In 1873 the business interests of Clarion consisted of a dry-goods store owned by I. Q. Milliken; the land and loan business of R. K. Eastman & Company, and a small shop or two.


In 1874 Milliken's store was in a two-story building on the lot now occupied by Linebarger & Tabor's drug store. He remained five years and moved to Colorado. Mr. Milliken was postmaster, and the upper story of his store was used for the Masonic hall and other public purposes. Adjoin- ing this was the Monitor office, the paper being then published by Gates & Hathaway; then came the bank and realty office of Eastman & Company, the building in which it was kept now being occupied by the Austin Abstract Company, on the south side of the square; P. L. Branham operated a small drug store; the attorneys were Nick Weber and A. R. Ladd, while the doctor was Thomas Garth, M.D., long since dead. A small shoe shop, kept by Charles Johnson, was situated on the corner where the McCoy & Nagle dry goods store now stands; E. E. Gould was the "village blacksmith," but there was no "spreading chestnut tree" to shade his forge, as was provided for Longfellow's smithy in his beautiful poem.

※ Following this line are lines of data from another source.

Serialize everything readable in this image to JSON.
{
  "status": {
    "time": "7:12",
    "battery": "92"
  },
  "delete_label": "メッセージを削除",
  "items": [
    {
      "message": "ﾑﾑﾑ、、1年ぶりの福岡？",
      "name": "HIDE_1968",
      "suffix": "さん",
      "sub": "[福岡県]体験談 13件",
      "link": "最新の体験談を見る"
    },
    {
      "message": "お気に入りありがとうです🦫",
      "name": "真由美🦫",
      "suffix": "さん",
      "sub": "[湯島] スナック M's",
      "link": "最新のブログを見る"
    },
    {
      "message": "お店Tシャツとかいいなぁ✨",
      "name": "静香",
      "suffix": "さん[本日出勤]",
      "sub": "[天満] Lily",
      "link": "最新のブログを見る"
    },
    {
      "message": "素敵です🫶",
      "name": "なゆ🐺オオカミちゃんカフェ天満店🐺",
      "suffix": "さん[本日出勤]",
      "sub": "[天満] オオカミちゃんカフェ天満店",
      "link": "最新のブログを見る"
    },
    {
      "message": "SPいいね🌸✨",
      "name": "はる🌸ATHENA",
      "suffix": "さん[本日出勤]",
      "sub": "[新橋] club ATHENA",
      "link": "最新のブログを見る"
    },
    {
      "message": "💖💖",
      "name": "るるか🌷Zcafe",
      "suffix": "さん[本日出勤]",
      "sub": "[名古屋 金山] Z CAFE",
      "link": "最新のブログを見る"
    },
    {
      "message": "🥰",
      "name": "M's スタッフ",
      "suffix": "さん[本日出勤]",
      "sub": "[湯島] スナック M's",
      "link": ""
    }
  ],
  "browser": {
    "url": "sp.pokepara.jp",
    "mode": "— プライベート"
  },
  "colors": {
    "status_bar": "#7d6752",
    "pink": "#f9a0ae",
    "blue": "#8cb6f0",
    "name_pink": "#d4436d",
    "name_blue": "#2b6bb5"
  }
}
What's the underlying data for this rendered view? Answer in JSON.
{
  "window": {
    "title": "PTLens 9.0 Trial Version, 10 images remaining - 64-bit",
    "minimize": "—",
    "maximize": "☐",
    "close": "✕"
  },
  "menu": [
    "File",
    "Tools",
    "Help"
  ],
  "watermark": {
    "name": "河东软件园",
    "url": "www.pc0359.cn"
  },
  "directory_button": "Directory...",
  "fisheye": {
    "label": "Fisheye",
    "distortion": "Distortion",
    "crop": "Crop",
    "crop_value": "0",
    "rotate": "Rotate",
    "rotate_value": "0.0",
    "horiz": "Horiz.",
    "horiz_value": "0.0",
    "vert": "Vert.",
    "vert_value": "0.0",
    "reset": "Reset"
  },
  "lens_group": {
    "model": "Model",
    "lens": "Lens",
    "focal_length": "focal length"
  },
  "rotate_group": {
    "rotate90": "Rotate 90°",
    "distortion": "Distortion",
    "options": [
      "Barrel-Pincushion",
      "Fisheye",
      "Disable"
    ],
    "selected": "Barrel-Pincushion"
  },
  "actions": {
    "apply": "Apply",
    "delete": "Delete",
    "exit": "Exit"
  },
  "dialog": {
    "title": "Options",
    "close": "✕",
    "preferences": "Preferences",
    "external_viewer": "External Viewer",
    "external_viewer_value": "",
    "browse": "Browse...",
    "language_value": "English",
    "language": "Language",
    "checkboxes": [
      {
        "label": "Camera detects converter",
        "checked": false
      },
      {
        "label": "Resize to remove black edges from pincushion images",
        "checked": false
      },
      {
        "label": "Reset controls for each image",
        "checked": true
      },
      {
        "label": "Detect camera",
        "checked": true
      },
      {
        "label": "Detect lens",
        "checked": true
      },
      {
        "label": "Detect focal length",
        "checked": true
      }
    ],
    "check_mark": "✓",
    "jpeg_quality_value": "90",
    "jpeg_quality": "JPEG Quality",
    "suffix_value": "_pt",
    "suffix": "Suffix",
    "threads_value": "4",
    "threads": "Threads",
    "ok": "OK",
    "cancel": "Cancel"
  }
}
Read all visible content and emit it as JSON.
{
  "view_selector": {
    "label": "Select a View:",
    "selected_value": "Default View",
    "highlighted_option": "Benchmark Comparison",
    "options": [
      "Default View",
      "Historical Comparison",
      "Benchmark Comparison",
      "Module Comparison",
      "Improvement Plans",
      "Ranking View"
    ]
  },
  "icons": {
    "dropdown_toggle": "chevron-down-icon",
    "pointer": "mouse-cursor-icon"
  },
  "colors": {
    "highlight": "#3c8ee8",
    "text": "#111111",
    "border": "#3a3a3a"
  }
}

A mill-and such a mill !- was built about 1872 by Jacob Rohm, who utilized the winds for the propelling force, through the medium of an old- fashioned Dutch windmill, which stood just north of the present school grounds, in the northwest part of town. It was a failure, both mechanically and financially, but ground some grain during its existence.


The first private fireproof safe in Clarion was brought to town in June, 1874, by R. K. Eastman & Company, and in it everybody in town was invited to keep their valuables. It was a Diebold-Norris Company's safe. and weighed four thousand six hundred pounds.